Wednesday, April 26, 2006

Destroy All Monsters

Just as I chronicled the success of two resurgent Yankees in my last post, we need to examine the struggles of two other Yankees in this edition. Mussina and Giambi’s rise to glory in April of 2006 coincides with an unfortunate skid for both Hideki Matsui and Mariano Rivera, which is most uncharacteristic of both men, as well as poorly timed.

As Mo is our Hall of Fame closer, I’ll save him for the end of this piece and allow him a chance to finish something off cleanly today. Let’s begin with Gojira. Matsui is struggling mightily. There’s no doubt about it and there’s nothing minor about it either. When the Beast from the East gets cold, he gets REAL cold. What are we talking about when we say “REAL cold”? Let’s look at Matsui’s line since the 11th of April in Kansas City.

In the 14 games from April 11th through the 26th, Hideki Matsui has hit 9 for 49, a .184 clip. He has walked 6 times to raise his OBP to a whopping .273, and his SLG is a dismal .245 during the stretch. Simple math tells us that the Japanese star is filling the 6th spot in the Yankee order with a .518 OPS over four and a half series. Hardly the numbers we expect from Matsui at this point in his Yankee career.

You can read the frustration on his face after each at bat, and it’s apparent he’s pressing. The problem is, he recently played in his 500th consecutive Major League game which got huge press over here in Japan. Why it’s important is a mystery to me. I know his combined streak of games played is tremendous, at almost 1800 games. I know the Japanese recently celebrated Hanshin Tigers outfielder Tomoaki Kanemoto’s 904th consecutive game without an inning missed. What I can’t figure out is why that’s a praiseworthy accomplishment. It, frankly, seems absurd and unfortunate to me. Take a rest.
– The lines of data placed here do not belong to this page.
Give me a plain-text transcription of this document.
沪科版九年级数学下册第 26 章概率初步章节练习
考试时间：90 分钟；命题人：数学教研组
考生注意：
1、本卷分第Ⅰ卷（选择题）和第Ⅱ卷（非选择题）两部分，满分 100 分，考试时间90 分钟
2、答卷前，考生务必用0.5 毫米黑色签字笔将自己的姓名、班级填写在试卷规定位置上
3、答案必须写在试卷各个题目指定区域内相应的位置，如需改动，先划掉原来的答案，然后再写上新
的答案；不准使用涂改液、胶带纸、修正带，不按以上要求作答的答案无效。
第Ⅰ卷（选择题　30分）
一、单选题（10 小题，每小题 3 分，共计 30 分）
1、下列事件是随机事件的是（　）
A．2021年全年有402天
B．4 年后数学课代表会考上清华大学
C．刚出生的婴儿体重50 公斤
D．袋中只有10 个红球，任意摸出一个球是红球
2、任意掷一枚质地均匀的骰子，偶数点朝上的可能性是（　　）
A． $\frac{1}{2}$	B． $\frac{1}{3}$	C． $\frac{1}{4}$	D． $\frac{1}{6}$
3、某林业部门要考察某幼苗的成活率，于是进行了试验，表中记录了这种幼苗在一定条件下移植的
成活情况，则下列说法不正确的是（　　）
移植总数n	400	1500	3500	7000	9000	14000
To the Japanese, the ideal of never missing a second of work is very real. Your allegiance to the collective is the greatest gift you can give society, and there is absolutely nothing more valued in Japan than that. Matsui’s streak has taken on a symbolic importance to the international image of Japan. Torre is in the tough position of being obligated to play Matsui in some way, shape, or form every game. Matsui will never ask out, so it’s on Joe to put his head on the international chopping block. I know he and Matsui both feel that the slugger will hit his way out of it, particularly with the short porch in right, but one has to wonder if Gojira could use a break from looming over Gotham for a day or two.

Mariano Rivera’s woes are more illusion than reality, but they are there nonetheless. It’s the perspective we choose to take on Rivera’s performance this year that determine’s our reaction. To me, it’s not news. We’ve seen Mo struggle a bit early in seasons of late, and while he’s blown a couple of games this season, none of them have been to Boston. We all remember the red flags that went up over the entirety of Yankeedom when Mo blew a couple of early season saves to Ortiz and the Sox. This year’s losses to Minnesota and Tampa have been disappointing, but I think everyone knows that they are blips on the radar.

The larger issue to me, is that Mariano has been sitting in the bullpen for the entire month of April without a significant moment of heroics to point to. The Yankees offense has been so awesome in game we’ve won, that his majesty could rest comfortably on his throne. At some point this season, Mo will be needed 4 or 5 times in the span of a week. All of this will change and the ship will be righted. At the moment, a strange set of circumstances has left the King of All Closers a bit rusty and out of rhythm. Have no fear Yankee fans, the Sandman will be putting heads to bed sooner than you know it, and the more he gets against Boston in May, the better.